On Wednesday 18 July 2012 10:30:46 Klaim - Joël Lamotte wrote:
On Wed, Jul 18, 2012 at 7:29 AM, Joel Falcou <joel.falcou@gmail.com> wrote:
As for Pooling, there is still some use cases on embedded systems where you are required to pool some Mb at the beginning of the applications then you want to go through normal allocator/container design to access it. Gb of RAM on COTS computer are not the only use case around ;)
Exactly. For example, for high performance video games on any console, there is no way you will avoid to have to pool memory in a way or another. It is possible to not do this, but in most actino game context it is not acceptable to have slow down because of allocations (though there are diverse ways to fix this, pooling memory is a general one).
Ok, but that implies that the pool has to be at least as fast as the system allocator. Which Boost.Pool isn't. I admit, I am no game developer, but wouldn't be a fast allocator over a non-swappable memory region be a better solution?
Also, and it's very important: budgeting memory is a very important practice in some very high performance games.
Good point, that might be a useful feature.
Andrey Semashev said:
There is also an option to repurpose the library.
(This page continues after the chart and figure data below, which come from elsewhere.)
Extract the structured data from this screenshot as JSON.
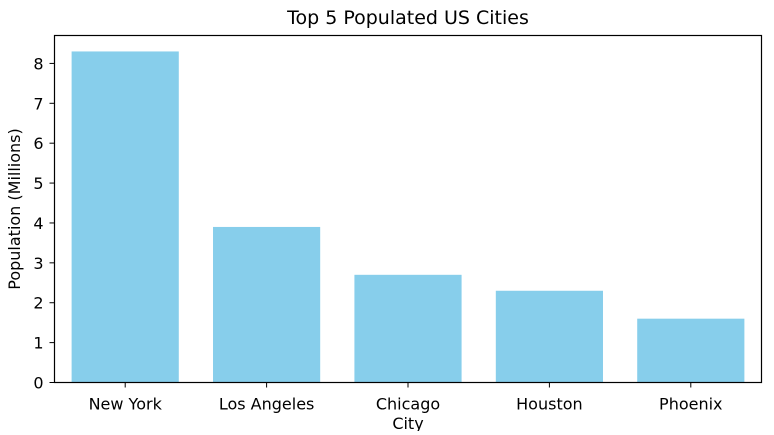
{
  "chart_data": {
    "type": "bar",
    "title": "Top 5 Populated US Cities",
    "xlabel": "City",
    "ylabel": "Population (Millions)",
    "categories": [
      "New York",
      "Los Angeles",
      "Chicago",
      "Houston",
      "Phoenix"
    ],
    "values": [
      8.3,
      3.9,
      2.7,
      2.3,
      1.6
    ],
    "ylim": [
      0,
      8.7
    ],
    "yticks": [
      0,
      1,
      2,
      3,
      4,
      5,
      6,
      7,
      8
    ],
    "bar_color": "#87ceeb",
    "grid": false,
    "legend": "none"
  }
}
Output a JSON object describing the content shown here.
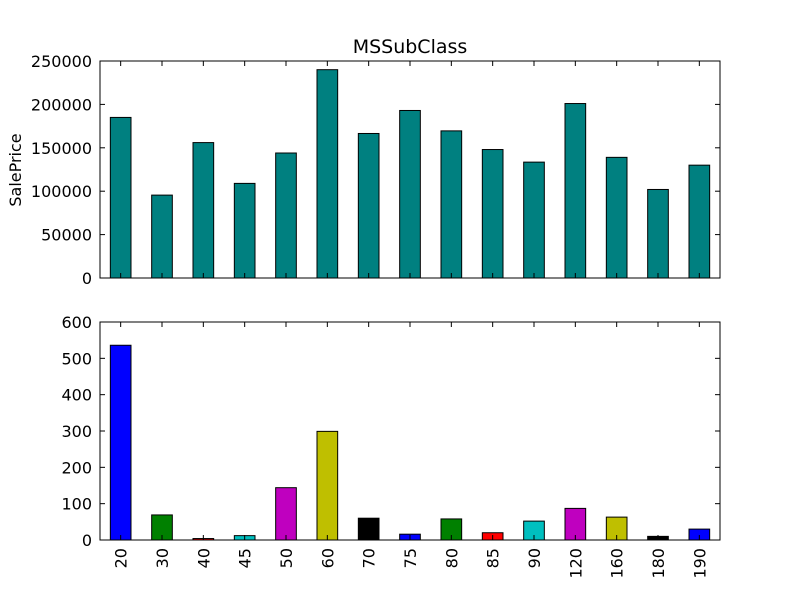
{
  "chart_data": [
    {
      "type": "bar",
      "title": "MSSubClass",
      "xlabel": "",
      "ylabel": "SalePrice",
      "ylim": [
        0,
        250000
      ],
      "yticks": [
        0,
        50000,
        100000,
        150000,
        200000,
        250000
      ],
      "categories": [
        "20",
        "30",
        "40",
        "45",
        "50",
        "60",
        "70",
        "75",
        "80",
        "85",
        "90",
        "120",
        "160",
        "180",
        "190"
      ],
      "values": [
        185000,
        95500,
        156000,
        109000,
        144000,
        240000,
        166500,
        193000,
        169500,
        148000,
        133500,
        201000,
        139000,
        102000,
        130000
      ],
      "colors": [
        "#008080"
      ],
      "show_xticklabels": false
    },
    {
      "type": "bar",
      "title": "",
      "xlabel": "",
      "ylabel": "",
      "ylim": [
        0,
        600
      ],
      "yticks": [
        0,
        100,
        200,
        300,
        400,
        500,
        600
      ],
      "categories": [
        "20",
        "30",
        "40",
        "45",
        "50",
        "60",
        "70",
        "75",
        "80",
        "85",
        "90",
        "120",
        "160",
        "180",
        "190"
      ],
      "values": [
        536,
        69,
        4,
        12,
        144,
        299,
        60,
        16,
        58,
        20,
        52,
        87,
        63,
        10,
        30
      ],
      "colors": [
        "#0000ff",
        "#008000",
        "#ff0000",
        "#00bfbf",
        "#bf00bf",
        "#bfbf00",
        "#000000"
      ],
      "show_xticklabels": true
    }
  ]
}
Pooling raw memory may not be that needed today but pooling constructed objects is another story. More than once I had cases when constructing an object, including collateral resource allocation and initialization, is a costly operation and it is only natural to arrange a pool of such objects. While in the pool, the objects are not destroyed but merely "cleaned". An object can be retrieved and returned to pool multiple times, which saves the costly initialization. I could use a framework for building such pools. I think this is the most productive way of development of the library.
I was thinking is that mostly the Object Pool of Boost Pool was basically what you describe? At least on the purpose, maybe not very efficient in the implementation.
It creates and destroys objects within the pooled memory. Not much different from a raw memory pool.